The threshold changes, as described in notices signed Dec. 20 by Consumer Financial Protection Bureau (CFPB) Director Kathleen (“Kathy”) Kraninger, await publication in the Federal Register. Effective upon F.R. publication, each notice provides a Jan. 1, 2019, applicability date.
The first of these revises the asset-size exemption threshold under the Home Mortgage Disclosure Act (HMDA), which the bureau implements through Regulation C. As of Jan. 1, institutions that had total assets of $46 million as of Dec. 31, 2018, are not required to collect mortgage loan and application data in 2019, according to the notice. This threshold is up $1 million from 2018.
The second notice revises the bureau’s official commentary interpreting requirements of the bureau’s Truth in Lending Act (TILA) regulation – Regulation Z. It raises the asset-size threshold for certain creditors to qualify for an exemption from the requirement to establish an escrow account for a higher-priced mortgage loan (HPML). In 2019, creditors with assets of less than $2.167 billion (including assets of certain affiliates) as of Dec. 31, 2018, are exempt from the requirement to establish new escrow accounts for HPMLs (if other Reg Z requirements are also met).

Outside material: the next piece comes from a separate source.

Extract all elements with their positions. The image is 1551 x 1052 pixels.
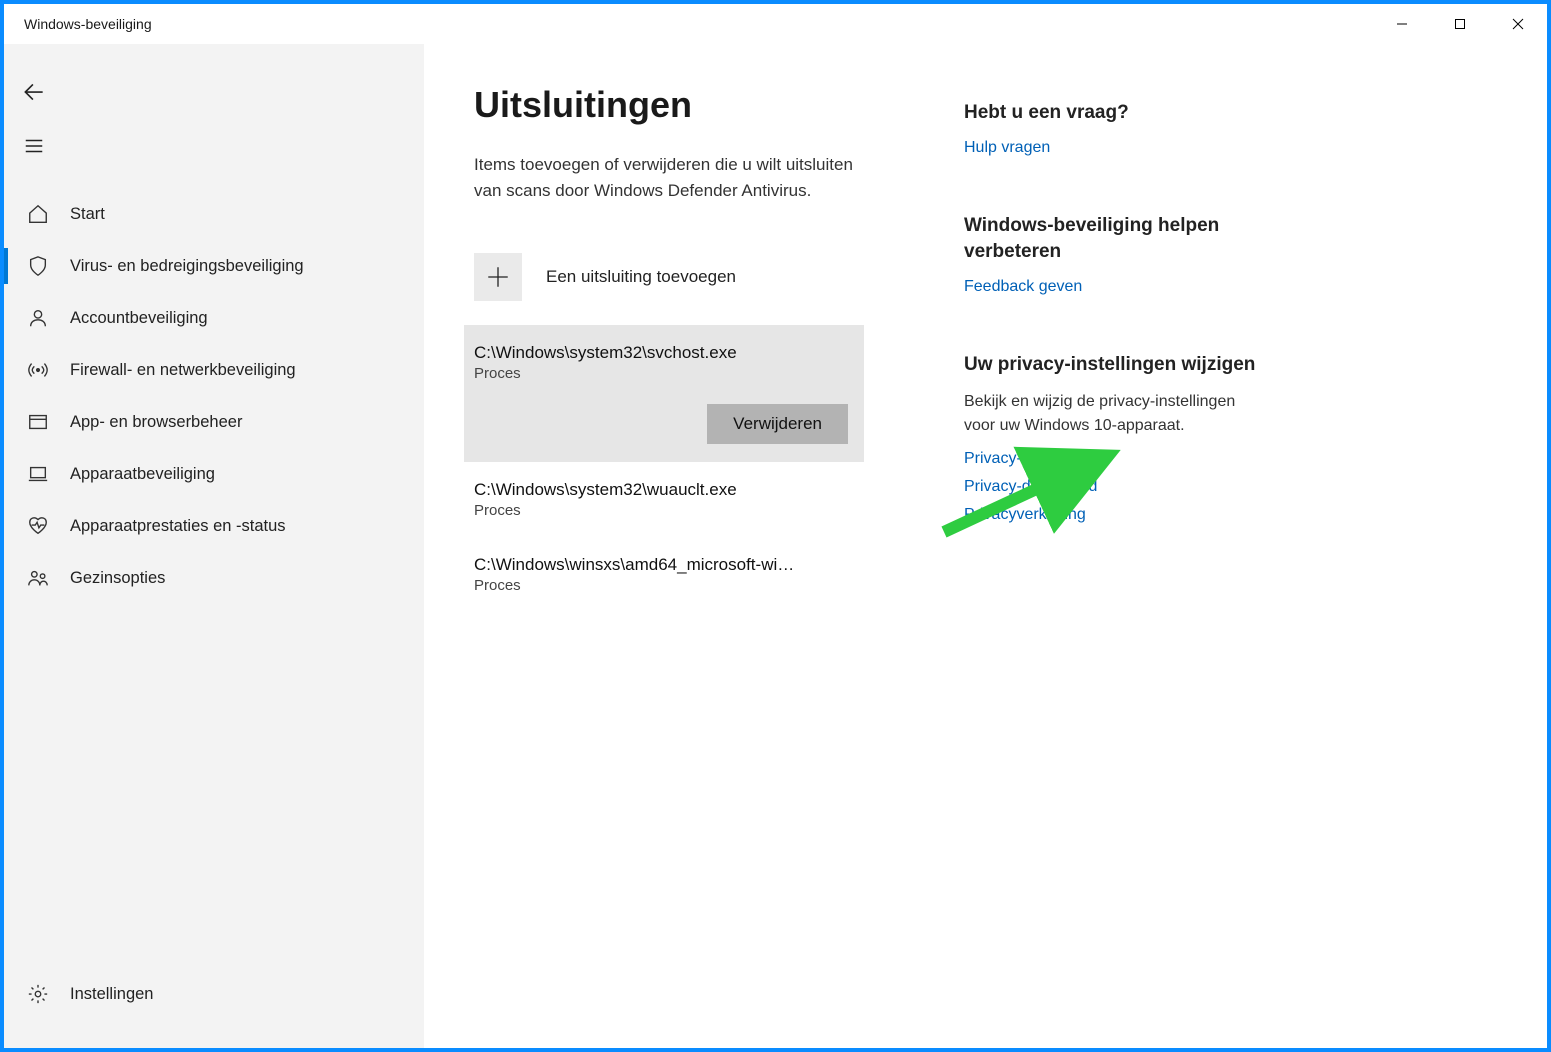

This is up from the $2.112 billion threshold that applied in 2018. The new threshold amount also applies for small-creditor portfolio and balloon-payment qualified mortgages under Reg Z.
The Reg C and Reg Z threshold increases are based on growth in the Consumer Price Index for Urban Wage Earners and Clerical Workers (CPI-W), which rose an average 2.6% for the 12-month period ending in November 2018.
Each rule change “is applicable on January 1, 2019, consistent with relevant statutory or regulatory provisions,” according to the notices.